Uh… OK then !!! Try that on my property and see how it works out for you…
Tell you what. Come trick-or-treating at my house. When you step onto my property, and I pick up that COMPLETE CONTROL, I have some chores for you to do. You have to do them, because I have COMPLETE CONTROL, yes?
If you ask me to leave and I don’t, then you can have me arrested!!!
I didn’t say you can make people do what you want, I said you have complete control over what I allow you to do on my property. Read what I wrote… If I don’t like the noise you make when you fart and ask you to leave… I can. I can’t make you mow my lawn.
If you say “If you don’t do my chores then you have to leave my property” then absolutely correct!!!
That doesn’t sound like COMPLETE CONTROL to me.
The issue being discussed is at DMS.
Complete control over what is allowed. Sound better???

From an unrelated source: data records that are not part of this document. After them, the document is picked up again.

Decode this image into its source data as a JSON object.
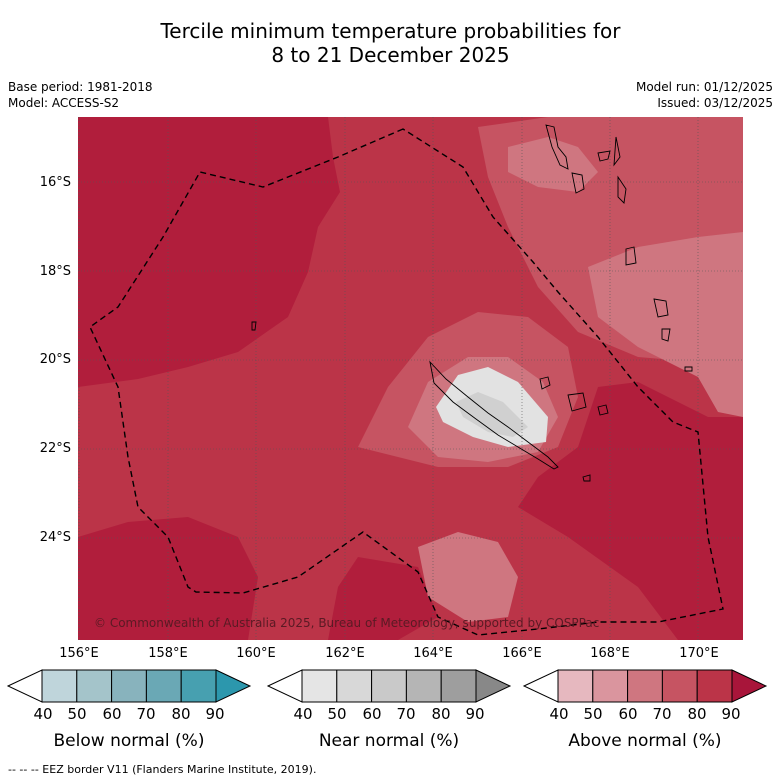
{
  "title": {
    "line1": "Tercile minimum temperature probabilities for",
    "line2": "8 to 21 December 2025"
  },
  "info": {
    "base_period": "Base period: 1981-2018",
    "model": "Model: ACCESS-S2",
    "model_run": "Model run: 01/12/2025",
    "issued": "Issued: 03/12/2025"
  },
  "map": {
    "lat_labels": [
      "16°S",
      "18°S",
      "20°S",
      "22°S",
      "24°S"
    ],
    "lon_labels": [
      "156°E",
      "158°E",
      "160°E",
      "162°E",
      "164°E",
      "166°E",
      "168°E",
      "170°E"
    ],
    "copyright": "© Commonwealth of Australia 2025, Bureau of Meteorology, supported by COSPPac"
  },
  "colorbars": [
    {
      "label": "Below normal (%)",
      "ticks": [
        "40",
        "50",
        "60",
        "70",
        "80",
        "90"
      ],
      "colors": [
        "#bfd5db",
        "#a4c4ca",
        "#88b3bd",
        "#6aa8b5",
        "#47a0b0",
        "#2c97ad"
      ]
    },
    {
      "label": "Near normal (%)",
      "ticks": [
        "40",
        "50",
        "60",
        "70",
        "80",
        "90"
      ],
      "colors": [
        "#e5e5e5",
        "#d8d8d8",
        "#c9c9c9",
        "#b5b5b5",
        "#9e9e9e",
        "#888888"
      ]
    },
    {
      "label": "Above normal (%)",
      "ticks": [
        "40",
        "50",
        "60",
        "70",
        "80",
        "90"
      ],
      "colors": [
        "#e6b8bf",
        "#da959e",
        "#cf7680",
        "#c65462",
        "#bb3448",
        "#a8153a"
      ]
    }
  ],
  "footer": "--  --  -- EEZ border V11 (Flanders Marine Institute, 2019).",
  "palette": {
    "above_60": "#cf7680",
    "above_70": "#c65462",
    "above_80": "#bb3448",
    "above_90": "#b11e3c",
    "near_40": "#e2e2e2",
    "near_50": "#d0d0d0"
  }
}
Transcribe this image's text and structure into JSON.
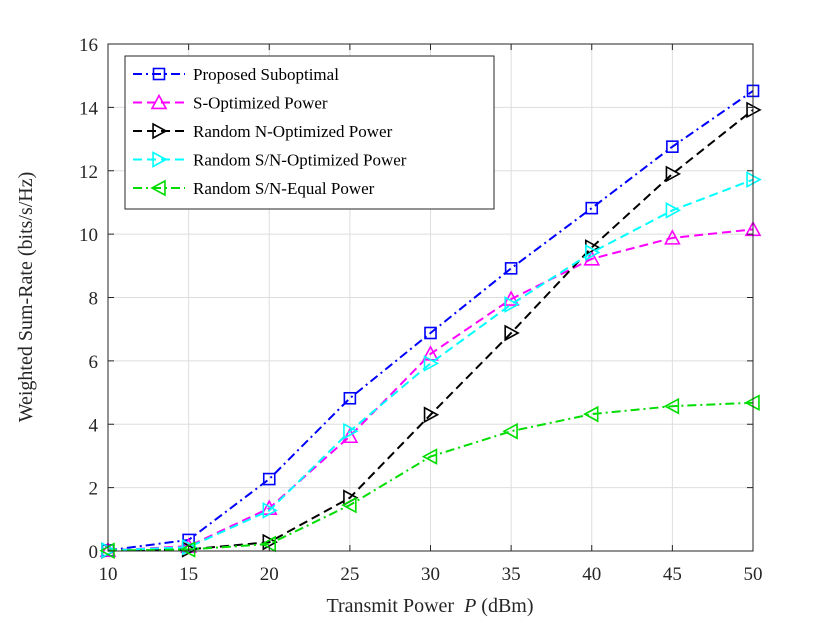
{
  "chart_data": {
    "type": "line",
    "title": "",
    "xlabel": "Transmit Power  P (dBm)",
    "xlabel_parts": {
      "text": "Transmit Power",
      "var": "P",
      "unit": "(dBm)"
    },
    "ylabel": "Weighted Sum-Rate (bits/s/Hz)",
    "xlim": [
      10,
      50
    ],
    "ylim": [
      0,
      16
    ],
    "xticks": [
      10,
      15,
      20,
      25,
      30,
      35,
      40,
      45,
      50
    ],
    "yticks": [
      0,
      2,
      4,
      6,
      8,
      10,
      12,
      14,
      16
    ],
    "grid": true,
    "legend_position": "top-left",
    "x": [
      10,
      15,
      20,
      25,
      30,
      35,
      40,
      45,
      50
    ],
    "series": [
      {
        "name": "Proposed Suboptimal",
        "color": "#0000ff",
        "marker": "square",
        "dash": "dashdot",
        "values": [
          0.02,
          0.35,
          2.27,
          4.82,
          6.88,
          8.92,
          10.82,
          12.76,
          14.52
        ]
      },
      {
        "name": "S-Optimized Power",
        "color": "#ff00ff",
        "marker": "triangle-up",
        "dash": "dashed",
        "values": [
          0.02,
          0.15,
          1.35,
          3.62,
          6.22,
          7.95,
          9.22,
          9.88,
          10.15
        ]
      },
      {
        "name": "Random N-Optimized Power",
        "color": "#000000",
        "marker": "triangle-right",
        "dash": "dashed",
        "values": [
          0.01,
          0.05,
          0.28,
          1.68,
          4.3,
          6.88,
          9.58,
          11.9,
          13.92
        ]
      },
      {
        "name": "Random S/N-Optimized Power",
        "color": "#00ffff",
        "marker": "triangle-right",
        "dash": "dashed",
        "values": [
          0.02,
          0.12,
          1.28,
          3.78,
          5.92,
          7.78,
          9.42,
          10.75,
          11.72
        ]
      },
      {
        "name": "Random S/N-Equal Power",
        "color": "#00dd00",
        "marker": "triangle-left",
        "dash": "dashdot",
        "values": [
          0.01,
          0.05,
          0.22,
          1.45,
          2.98,
          3.78,
          4.32,
          4.57,
          4.68
        ]
      }
    ]
  }
}
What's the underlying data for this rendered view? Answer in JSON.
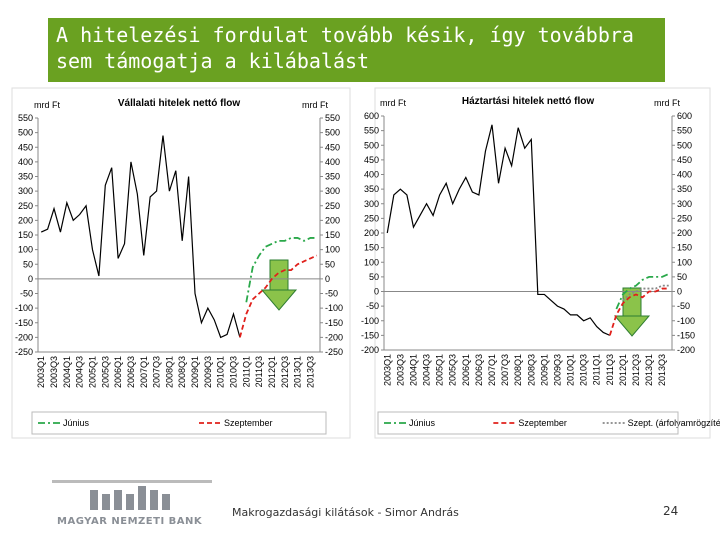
{
  "slide": {
    "title": "A hitelezési fordulat tovább késik, így továbbra sem támogatja a kilábalást",
    "footer": "Makrogazdasági kilátások - Simor András",
    "page": "24",
    "bank": "MAGYAR NEMZETI BANK"
  },
  "chart_data": [
    {
      "type": "line",
      "title": "Vállalati hitelek nettó flow",
      "ylabel": "mrd Ft",
      "y2label": "mrd Ft",
      "categories": [
        "2003Q1",
        null,
        "2003Q3",
        null,
        "2004Q1",
        null,
        "2004Q3",
        null,
        "2005Q1",
        null,
        "2005Q3",
        null,
        "2006Q1",
        null,
        "2006Q3",
        null,
        "2007Q1",
        null,
        "2007Q3",
        null,
        "2008Q1",
        null,
        "2008Q3",
        null,
        "2009Q1",
        null,
        "2009Q3",
        null,
        "2010Q1",
        null,
        "2010Q3",
        null,
        "2011Q1",
        null,
        "2011Q3",
        null,
        "2012Q1",
        null,
        "2012Q3",
        null,
        "2013Q1",
        null,
        "2013Q3",
        null
      ],
      "series": [
        {
          "color": "#000000",
          "values": [
            160,
            170,
            240,
            160,
            260,
            200,
            220,
            250,
            100,
            10,
            320,
            380,
            70,
            120,
            400,
            290,
            80,
            280,
            300,
            490,
            300,
            370,
            130,
            350,
            -50,
            -150,
            -100,
            -140,
            -200,
            -190,
            -120,
            -200,
            null,
            null,
            null,
            null,
            null,
            null,
            null,
            null,
            null,
            null,
            null,
            null
          ]
        },
        {
          "name": "Június",
          "color": "#2aa84a",
          "style": "dashdot",
          "values": [
            null,
            null,
            null,
            null,
            null,
            null,
            null,
            null,
            null,
            null,
            null,
            null,
            null,
            null,
            null,
            null,
            null,
            null,
            null,
            null,
            null,
            null,
            null,
            null,
            null,
            null,
            null,
            null,
            null,
            null,
            null,
            null,
            -80,
            40,
            80,
            110,
            120,
            130,
            130,
            140,
            140,
            130,
            140,
            140
          ]
        },
        {
          "name": "Szeptember",
          "color": "#e0201b",
          "style": "dash",
          "values": [
            null,
            null,
            null,
            null,
            null,
            null,
            null,
            null,
            null,
            null,
            null,
            null,
            null,
            null,
            null,
            null,
            null,
            null,
            null,
            null,
            null,
            null,
            null,
            null,
            null,
            null,
            null,
            null,
            null,
            null,
            null,
            -200,
            -120,
            -70,
            -50,
            -30,
            0,
            20,
            30,
            30,
            50,
            60,
            70,
            80
          ]
        }
      ],
      "ylim": [
        -250,
        550
      ],
      "yticks": [
        -250,
        -200,
        -150,
        -100,
        -50,
        0,
        50,
        100,
        150,
        200,
        250,
        300,
        350,
        400,
        450,
        500,
        550
      ],
      "y2lim": [
        -250,
        550
      ],
      "y2ticks": [
        -250,
        -200,
        -150,
        -100,
        -50,
        0,
        50,
        100,
        150,
        200,
        250,
        300,
        350,
        400,
        450,
        500,
        550
      ]
    },
    {
      "type": "line",
      "title": "Háztartási hitelek nettó flow",
      "ylabel": "mrd Ft",
      "y2label": "mrd Ft",
      "categories": [
        "2003Q1",
        null,
        "2003Q3",
        null,
        "2004Q1",
        null,
        "2004Q3",
        null,
        "2005Q1",
        null,
        "2005Q3",
        null,
        "2006Q1",
        null,
        "2006Q3",
        null,
        "2007Q1",
        null,
        "2007Q3",
        null,
        "2008Q1",
        null,
        "2008Q3",
        null,
        "2009Q1",
        null,
        "2009Q3",
        null,
        "2010Q1",
        null,
        "2010Q3",
        null,
        "2011Q1",
        null,
        "2011Q3",
        null,
        "2012Q1",
        null,
        "2012Q3",
        null,
        "2013Q1",
        null,
        "2013Q3",
        null
      ],
      "series": [
        {
          "color": "#000000",
          "values": [
            200,
            330,
            350,
            330,
            220,
            260,
            300,
            260,
            330,
            370,
            300,
            350,
            390,
            340,
            330,
            480,
            570,
            370,
            490,
            430,
            560,
            490,
            520,
            -10,
            -10,
            -30,
            -50,
            -60,
            -80,
            -80,
            -100,
            -90,
            -120,
            -140,
            -150,
            null,
            null,
            null,
            null,
            null,
            null,
            null,
            null,
            null
          ]
        },
        {
          "name": "Június",
          "color": "#2aa84a",
          "style": "dashdot",
          "values": [
            null,
            null,
            null,
            null,
            null,
            null,
            null,
            null,
            null,
            null,
            null,
            null,
            null,
            null,
            null,
            null,
            null,
            null,
            null,
            null,
            null,
            null,
            null,
            null,
            null,
            null,
            null,
            null,
            null,
            null,
            null,
            null,
            null,
            null,
            null,
            -60,
            -10,
            10,
            20,
            40,
            50,
            50,
            50,
            60
          ]
        },
        {
          "name": "Szeptember",
          "color": "#e0201b",
          "style": "dash",
          "values": [
            null,
            null,
            null,
            null,
            null,
            null,
            null,
            null,
            null,
            null,
            null,
            null,
            null,
            null,
            null,
            null,
            null,
            null,
            null,
            null,
            null,
            null,
            null,
            null,
            null,
            null,
            null,
            null,
            null,
            null,
            null,
            null,
            null,
            null,
            -150,
            -80,
            -40,
            -20,
            -10,
            -20,
            0,
            0,
            10,
            10
          ]
        },
        {
          "name": "Szept. (árfolyamrögzítéssel)",
          "color": "#888888",
          "style": "dot",
          "values": [
            null,
            null,
            null,
            null,
            null,
            null,
            null,
            null,
            null,
            null,
            null,
            null,
            null,
            null,
            null,
            null,
            null,
            null,
            null,
            null,
            null,
            null,
            null,
            null,
            null,
            null,
            null,
            null,
            null,
            null,
            null,
            null,
            null,
            null,
            null,
            null,
            -30,
            -10,
            0,
            10,
            10,
            10,
            20,
            20
          ]
        }
      ],
      "ylim": [
        -200,
        600
      ],
      "yticks": [
        -200,
        -150,
        -100,
        -50,
        0,
        50,
        100,
        150,
        200,
        250,
        300,
        350,
        400,
        450,
        500,
        550,
        600
      ],
      "y2lim": [
        -200,
        600
      ],
      "y2ticks": [
        -200,
        -150,
        -100,
        -50,
        0,
        50,
        100,
        150,
        200,
        250,
        300,
        350,
        400,
        450,
        500,
        550,
        600
      ]
    }
  ]
}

Whilst the conversation does seem to have gone off the rails abit, I think it is still relevant to DMS since it is about what people legally can and cannot do on other people’s property with/without explicit permission.
DMS has the right to determine what members and guests are allowed and not allowed to do on their property, e.g. take pictures in this specific instance. THIS is the crux of the discussion.
DMS needs to make it clear, I think, to both members and guests if taking pictures is or is not allowed, and under what conditions if yes.
If yes then members also need to be aware that there is no expectation of privacy of projects under those conditions (and certainly no expectations that their patent idea is safe under ANY conditions).
The only reason I say this is that it obviously HAS become an issue for some members.